The increased time required for patient management and treatment in the MR RESCUE trial may limit the possible benefits of intervention. Many prior studies have found that a delay in therapy rapidly decreases the benefit of any recanalization therapy.6,8,9 A delay of 30 minutes was associated with a 10% decrease in the incidence of function independence.6,8,9 In the IMS III trial, there was a trend towards improved outcome in patients treated with endovascular therapy and t-PA vs t-PA alone if patients were treated within 2 hours of symptom onset.6 This may have been more pronounced in patients with defined large vessel occlusion.
These trials highlight the rapid initiation of t-PA as the first line therapy in acute ischemic stroke patients. These studies also provide support for a trial which compares intravenous t-PA and endovascular therapy if it can be delivered in an expedite time frame and/or in patients with large vessel occlusion.
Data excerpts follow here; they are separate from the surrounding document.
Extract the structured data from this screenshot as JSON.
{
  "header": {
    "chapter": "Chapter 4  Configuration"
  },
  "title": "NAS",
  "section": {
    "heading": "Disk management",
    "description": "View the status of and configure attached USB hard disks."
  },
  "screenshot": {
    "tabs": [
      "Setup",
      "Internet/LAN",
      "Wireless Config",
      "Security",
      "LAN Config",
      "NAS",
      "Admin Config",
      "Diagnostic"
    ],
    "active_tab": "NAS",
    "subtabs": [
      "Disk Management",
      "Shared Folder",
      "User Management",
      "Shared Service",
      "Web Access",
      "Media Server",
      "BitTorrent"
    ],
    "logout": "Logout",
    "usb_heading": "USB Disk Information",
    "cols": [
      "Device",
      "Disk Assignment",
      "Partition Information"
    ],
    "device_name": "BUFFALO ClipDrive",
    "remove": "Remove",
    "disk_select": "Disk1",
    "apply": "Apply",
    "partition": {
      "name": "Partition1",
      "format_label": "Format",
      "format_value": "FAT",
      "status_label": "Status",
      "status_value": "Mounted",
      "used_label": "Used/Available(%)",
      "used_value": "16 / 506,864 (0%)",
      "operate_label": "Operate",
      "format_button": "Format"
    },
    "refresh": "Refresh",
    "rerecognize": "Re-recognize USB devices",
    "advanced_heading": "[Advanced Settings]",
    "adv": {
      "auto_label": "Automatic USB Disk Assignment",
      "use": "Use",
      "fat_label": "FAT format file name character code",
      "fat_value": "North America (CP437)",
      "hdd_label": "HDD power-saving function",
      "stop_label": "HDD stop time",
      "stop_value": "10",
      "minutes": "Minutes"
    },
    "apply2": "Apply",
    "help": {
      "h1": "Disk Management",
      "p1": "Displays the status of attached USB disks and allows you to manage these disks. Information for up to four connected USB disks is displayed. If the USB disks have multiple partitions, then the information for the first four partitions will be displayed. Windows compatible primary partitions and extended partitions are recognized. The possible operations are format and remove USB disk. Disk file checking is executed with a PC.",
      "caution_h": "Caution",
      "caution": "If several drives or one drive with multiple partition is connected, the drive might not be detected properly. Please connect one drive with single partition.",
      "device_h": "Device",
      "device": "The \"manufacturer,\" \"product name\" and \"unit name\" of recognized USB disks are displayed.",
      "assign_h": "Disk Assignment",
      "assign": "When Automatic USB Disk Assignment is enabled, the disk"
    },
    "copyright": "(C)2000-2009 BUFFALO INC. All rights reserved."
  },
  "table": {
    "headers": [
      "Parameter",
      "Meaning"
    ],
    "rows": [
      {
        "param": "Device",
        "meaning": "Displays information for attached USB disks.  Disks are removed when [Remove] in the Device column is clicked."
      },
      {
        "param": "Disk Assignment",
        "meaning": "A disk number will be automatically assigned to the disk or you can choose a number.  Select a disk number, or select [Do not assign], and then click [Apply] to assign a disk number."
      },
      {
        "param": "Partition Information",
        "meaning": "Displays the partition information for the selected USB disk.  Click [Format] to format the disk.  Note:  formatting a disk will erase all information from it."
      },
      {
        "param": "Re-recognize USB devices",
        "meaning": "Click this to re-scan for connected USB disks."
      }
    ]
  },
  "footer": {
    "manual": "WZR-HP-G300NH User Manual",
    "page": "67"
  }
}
New generation of endovascular clot retrievers have also demonstrated significantly higher recanalization rates and may provide more effective therapies in acute stroke.10,11 However, currently <10% of patients with acute ischemic stroke meet the current eligibility criteria for the use of intravenous t-PA. This underscores the development of new medical therapies including neuroprotectants and alternative clot lysis medications which may be more effective at more clinically relevant time points.